I dug out Felleman’s card, called his cab for a ride.
I was waiting in the cop shop parking lot when the taxi pulled up. I climbed in the back and Felleman said, “Uh oh.”
“Nice to see you, too, Christopher.”
He hacked out a quick unhappy laugh. “The last person who called me that was Superintendent Bissel, just before he suspended me.”
“Sorry, Chris.”
“Where to?”
“Just drive around.”
He took a left out on to Fairgrounds Road, heading for Surfside. “How did you figure it out?”
No stalling, I liked that. “Your friend had a blood bruise under his thumb.”
“He was probably running his lines in his head. Sometimes when he does something stupid, Pat or Billy’ll say, ‘Got that speech memorized yet?’ or ‘Don’t forget to mention this one in you
r Oscar speech.’
“Pat Folger and Billy Delavane?”
“Yeah. C.J.’s the new kid on the crew. Pat said if he worked a year and paid attention, he’d be able to build his own house. Somehow I doubt it. The trick is the ‘paying attention’ part.”
“So why did he do the withdrawal for you?”
“Hey, I cover for him, he covers for me. He needs a jump I drive out with cables. I need a loan he finds the cash. We’re pals.”
“So you made him an accessory to murder. Some pal.”
“Hey wait, slow down there, Chief. Only thing C.J.’s an accessory to is a little old-fashioned small-town cheating. That was my afternoon delight, that’s all.”
He had managed to surprise me. I kept my face blank in case he glanced in the rearview. “Go on.”
“I have a girlfriend, Hallie Conway? She cleans houses in Madaket. The people are off-island until the Fourth. So I meet her there, daytimes. My wife works at the bank, she’s the fat blond teller who never smiles at anyone. I know she can get a look at the videofeed, she’s having her own little thing with the branch manager. So the withdrawal time-stamps the fact that I couldn’t have been anywhere but halfway across the island from Hallie’s love nest on Starbuck Road. The hat and wristwatch clinch it, in case she checks the footage.”

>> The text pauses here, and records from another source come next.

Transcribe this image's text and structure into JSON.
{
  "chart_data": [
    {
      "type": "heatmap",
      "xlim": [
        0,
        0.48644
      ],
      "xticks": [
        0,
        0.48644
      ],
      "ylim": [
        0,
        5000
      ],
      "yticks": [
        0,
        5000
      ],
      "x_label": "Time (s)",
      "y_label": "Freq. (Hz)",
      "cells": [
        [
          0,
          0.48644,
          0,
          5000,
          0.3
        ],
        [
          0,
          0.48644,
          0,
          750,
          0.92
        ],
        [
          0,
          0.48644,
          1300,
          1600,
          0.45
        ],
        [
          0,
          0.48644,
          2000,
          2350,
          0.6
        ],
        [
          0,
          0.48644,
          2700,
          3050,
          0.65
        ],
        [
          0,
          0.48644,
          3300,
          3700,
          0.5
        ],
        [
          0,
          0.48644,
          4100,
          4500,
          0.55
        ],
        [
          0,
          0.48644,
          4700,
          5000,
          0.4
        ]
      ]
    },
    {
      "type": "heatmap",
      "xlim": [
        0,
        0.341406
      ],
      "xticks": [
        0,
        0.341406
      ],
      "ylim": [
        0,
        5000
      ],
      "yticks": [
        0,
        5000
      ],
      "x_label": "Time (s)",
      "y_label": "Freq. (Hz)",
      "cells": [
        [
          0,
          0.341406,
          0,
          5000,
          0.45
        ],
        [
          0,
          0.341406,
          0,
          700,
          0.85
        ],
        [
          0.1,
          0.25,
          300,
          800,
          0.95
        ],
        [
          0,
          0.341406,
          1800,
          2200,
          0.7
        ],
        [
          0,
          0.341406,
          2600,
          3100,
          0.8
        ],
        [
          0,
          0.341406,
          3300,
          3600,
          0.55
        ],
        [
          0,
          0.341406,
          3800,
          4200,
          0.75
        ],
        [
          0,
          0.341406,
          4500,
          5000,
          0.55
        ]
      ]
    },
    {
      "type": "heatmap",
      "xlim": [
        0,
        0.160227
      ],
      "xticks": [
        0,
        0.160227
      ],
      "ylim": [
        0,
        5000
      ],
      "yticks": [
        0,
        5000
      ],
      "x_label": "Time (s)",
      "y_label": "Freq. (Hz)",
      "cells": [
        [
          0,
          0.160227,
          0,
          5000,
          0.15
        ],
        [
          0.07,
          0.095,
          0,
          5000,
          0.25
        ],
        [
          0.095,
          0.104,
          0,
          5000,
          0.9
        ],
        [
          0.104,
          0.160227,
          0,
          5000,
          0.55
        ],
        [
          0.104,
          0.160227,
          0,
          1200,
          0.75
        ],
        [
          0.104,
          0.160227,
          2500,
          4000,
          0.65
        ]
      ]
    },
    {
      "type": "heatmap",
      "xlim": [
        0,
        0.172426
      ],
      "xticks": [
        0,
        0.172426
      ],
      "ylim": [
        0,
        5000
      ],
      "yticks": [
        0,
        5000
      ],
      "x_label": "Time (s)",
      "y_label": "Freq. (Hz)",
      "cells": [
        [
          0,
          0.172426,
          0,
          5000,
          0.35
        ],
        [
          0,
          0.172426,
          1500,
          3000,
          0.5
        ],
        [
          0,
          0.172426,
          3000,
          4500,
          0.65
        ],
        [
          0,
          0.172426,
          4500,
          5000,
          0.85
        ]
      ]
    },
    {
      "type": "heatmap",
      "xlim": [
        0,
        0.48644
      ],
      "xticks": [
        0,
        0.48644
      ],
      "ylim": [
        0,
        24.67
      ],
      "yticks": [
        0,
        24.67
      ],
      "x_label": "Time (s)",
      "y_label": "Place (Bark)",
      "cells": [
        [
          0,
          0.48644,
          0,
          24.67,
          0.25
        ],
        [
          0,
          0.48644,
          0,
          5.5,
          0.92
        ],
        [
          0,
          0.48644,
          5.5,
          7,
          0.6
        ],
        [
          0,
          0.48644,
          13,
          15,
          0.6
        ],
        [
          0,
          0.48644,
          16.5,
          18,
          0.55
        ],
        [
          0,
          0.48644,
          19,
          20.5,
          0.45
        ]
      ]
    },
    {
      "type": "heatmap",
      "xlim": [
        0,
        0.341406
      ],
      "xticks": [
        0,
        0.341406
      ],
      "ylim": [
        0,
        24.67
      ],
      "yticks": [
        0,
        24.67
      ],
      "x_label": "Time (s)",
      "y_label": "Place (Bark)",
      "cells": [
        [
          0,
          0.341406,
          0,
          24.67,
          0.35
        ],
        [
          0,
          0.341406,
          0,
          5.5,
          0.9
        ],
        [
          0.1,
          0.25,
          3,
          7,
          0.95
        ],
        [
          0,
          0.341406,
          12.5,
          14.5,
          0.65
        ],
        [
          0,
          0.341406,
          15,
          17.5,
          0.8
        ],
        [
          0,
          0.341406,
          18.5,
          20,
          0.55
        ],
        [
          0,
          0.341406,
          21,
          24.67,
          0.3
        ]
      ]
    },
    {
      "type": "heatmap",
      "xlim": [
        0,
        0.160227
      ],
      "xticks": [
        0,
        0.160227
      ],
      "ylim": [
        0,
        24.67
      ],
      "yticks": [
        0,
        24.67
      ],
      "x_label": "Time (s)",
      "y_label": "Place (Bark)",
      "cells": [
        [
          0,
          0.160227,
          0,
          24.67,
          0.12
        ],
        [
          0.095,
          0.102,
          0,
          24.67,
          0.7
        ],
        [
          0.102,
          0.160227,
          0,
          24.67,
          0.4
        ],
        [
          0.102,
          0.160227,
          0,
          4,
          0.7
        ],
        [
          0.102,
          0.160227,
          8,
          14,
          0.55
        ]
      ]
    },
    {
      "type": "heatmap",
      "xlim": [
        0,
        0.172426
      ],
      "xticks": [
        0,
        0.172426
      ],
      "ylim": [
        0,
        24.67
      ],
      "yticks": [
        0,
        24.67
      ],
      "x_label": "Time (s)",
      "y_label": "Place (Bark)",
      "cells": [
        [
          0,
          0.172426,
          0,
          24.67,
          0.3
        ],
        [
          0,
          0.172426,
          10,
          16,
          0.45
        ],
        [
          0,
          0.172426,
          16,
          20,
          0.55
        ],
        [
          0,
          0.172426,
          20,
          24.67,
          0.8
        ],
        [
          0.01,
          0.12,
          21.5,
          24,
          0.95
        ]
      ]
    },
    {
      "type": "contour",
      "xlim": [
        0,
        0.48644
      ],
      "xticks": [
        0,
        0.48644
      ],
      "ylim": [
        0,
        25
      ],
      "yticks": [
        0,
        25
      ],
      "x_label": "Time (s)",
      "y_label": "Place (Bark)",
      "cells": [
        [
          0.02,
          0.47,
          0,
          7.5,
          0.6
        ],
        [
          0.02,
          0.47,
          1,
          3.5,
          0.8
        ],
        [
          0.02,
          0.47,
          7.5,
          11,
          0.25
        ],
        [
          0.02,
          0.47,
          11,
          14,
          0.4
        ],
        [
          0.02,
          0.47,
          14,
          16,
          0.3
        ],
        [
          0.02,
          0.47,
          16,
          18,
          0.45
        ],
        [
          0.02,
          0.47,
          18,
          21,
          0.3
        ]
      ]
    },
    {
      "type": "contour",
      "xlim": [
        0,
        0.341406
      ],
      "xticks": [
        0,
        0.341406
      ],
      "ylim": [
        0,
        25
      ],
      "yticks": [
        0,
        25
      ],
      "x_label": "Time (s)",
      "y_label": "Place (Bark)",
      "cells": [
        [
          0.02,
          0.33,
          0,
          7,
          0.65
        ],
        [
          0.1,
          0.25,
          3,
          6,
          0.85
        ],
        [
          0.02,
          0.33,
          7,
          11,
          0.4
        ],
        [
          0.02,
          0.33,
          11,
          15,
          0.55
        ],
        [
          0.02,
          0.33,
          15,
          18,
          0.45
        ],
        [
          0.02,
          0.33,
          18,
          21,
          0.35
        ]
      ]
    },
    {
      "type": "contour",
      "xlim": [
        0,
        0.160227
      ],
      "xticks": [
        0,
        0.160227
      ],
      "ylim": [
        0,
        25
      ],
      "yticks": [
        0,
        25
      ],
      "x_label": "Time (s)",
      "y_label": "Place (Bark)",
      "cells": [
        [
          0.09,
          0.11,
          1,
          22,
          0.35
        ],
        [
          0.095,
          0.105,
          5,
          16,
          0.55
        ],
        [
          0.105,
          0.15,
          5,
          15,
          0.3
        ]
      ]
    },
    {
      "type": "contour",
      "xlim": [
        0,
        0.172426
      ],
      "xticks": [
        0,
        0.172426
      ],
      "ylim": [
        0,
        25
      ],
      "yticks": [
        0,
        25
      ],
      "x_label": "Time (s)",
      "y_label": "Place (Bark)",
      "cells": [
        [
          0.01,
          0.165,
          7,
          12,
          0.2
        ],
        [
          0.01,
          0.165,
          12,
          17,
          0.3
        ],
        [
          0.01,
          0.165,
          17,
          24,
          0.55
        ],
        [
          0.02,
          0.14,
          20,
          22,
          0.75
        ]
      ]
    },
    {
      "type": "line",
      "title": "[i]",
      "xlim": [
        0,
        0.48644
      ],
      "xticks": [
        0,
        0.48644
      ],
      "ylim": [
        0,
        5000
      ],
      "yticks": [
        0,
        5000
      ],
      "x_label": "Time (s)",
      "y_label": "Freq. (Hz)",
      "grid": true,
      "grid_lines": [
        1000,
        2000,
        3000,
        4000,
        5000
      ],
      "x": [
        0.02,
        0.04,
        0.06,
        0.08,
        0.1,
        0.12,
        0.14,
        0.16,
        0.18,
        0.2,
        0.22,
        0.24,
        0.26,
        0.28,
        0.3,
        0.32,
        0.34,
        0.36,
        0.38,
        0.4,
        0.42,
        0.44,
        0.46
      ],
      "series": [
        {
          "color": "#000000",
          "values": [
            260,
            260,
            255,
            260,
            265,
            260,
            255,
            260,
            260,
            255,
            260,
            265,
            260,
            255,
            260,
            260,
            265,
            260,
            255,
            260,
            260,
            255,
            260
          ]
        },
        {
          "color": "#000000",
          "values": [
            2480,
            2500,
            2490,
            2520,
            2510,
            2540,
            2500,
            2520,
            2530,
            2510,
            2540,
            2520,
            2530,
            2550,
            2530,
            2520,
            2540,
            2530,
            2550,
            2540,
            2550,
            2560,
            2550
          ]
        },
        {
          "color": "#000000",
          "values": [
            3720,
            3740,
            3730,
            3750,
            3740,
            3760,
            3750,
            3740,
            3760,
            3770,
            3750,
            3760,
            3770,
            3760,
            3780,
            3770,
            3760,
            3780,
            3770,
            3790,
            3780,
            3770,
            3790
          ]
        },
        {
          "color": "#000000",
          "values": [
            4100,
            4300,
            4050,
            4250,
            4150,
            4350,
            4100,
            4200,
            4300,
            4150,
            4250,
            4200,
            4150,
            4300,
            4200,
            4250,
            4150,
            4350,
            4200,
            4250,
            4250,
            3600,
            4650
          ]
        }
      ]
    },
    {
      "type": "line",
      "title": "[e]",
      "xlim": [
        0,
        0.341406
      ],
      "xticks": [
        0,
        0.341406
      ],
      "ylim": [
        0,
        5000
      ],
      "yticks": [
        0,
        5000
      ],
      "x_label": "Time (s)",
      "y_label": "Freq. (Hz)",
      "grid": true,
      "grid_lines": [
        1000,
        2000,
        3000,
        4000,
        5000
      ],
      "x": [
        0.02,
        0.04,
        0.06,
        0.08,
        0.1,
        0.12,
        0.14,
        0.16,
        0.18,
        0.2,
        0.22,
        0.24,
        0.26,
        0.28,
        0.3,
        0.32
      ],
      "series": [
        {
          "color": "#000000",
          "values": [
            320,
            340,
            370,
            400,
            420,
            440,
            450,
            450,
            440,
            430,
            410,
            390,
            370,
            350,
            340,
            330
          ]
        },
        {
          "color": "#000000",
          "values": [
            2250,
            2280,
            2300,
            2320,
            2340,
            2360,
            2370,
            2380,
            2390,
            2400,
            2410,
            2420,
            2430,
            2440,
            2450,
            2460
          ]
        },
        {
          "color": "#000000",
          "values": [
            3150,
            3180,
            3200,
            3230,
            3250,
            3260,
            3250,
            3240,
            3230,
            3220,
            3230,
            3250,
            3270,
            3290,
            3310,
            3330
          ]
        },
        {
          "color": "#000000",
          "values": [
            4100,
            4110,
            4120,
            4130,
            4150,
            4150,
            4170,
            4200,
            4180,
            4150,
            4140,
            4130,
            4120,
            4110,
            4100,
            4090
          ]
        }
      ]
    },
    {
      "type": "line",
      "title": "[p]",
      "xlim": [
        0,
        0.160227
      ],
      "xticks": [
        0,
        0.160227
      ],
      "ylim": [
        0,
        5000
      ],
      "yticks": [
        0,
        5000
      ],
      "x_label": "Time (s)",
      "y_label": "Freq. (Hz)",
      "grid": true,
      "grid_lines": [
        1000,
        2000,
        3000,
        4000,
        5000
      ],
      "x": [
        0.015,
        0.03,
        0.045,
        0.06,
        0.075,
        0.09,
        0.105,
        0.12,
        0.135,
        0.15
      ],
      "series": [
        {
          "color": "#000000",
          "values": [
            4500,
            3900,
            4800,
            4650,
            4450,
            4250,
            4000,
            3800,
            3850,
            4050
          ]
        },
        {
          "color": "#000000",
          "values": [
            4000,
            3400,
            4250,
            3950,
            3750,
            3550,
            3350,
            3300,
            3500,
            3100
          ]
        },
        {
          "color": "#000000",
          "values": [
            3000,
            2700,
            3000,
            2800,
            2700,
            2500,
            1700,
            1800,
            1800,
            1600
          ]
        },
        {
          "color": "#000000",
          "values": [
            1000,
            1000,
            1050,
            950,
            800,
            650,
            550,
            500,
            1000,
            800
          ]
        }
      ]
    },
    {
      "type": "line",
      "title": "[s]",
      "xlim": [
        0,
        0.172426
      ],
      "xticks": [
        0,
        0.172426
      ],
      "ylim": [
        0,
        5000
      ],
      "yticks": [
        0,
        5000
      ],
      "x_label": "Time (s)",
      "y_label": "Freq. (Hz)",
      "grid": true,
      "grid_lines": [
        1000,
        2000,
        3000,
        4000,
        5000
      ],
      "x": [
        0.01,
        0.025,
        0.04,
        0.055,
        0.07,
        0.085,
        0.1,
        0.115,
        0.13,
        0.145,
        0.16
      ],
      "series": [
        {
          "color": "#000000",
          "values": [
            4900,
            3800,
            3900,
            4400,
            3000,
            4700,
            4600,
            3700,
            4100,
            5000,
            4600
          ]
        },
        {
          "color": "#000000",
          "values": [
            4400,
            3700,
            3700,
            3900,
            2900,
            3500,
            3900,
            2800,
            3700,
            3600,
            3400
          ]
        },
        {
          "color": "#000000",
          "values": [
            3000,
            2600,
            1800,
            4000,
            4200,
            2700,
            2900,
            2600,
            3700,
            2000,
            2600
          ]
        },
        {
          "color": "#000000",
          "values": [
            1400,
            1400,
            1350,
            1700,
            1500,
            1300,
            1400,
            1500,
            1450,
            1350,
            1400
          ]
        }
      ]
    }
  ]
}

“And it just so happens that a murder was happening at exactly that moment.”
“Why not? Lots of things were happening at exactly that moment, Chief. Probably some bigger crimes than mine. And a million other things. They could do one of those big picture books: One Hour in the Life of America or something like that.”
I let him drive for a minute or two. He pulled into the Surfside Beach parking lot. Every space was taken and there was big crowd around the new overpriced gourmet concession stand. He followed my look. “Yeah, right? You can’t even get a regular old hot dog at the beach no more.”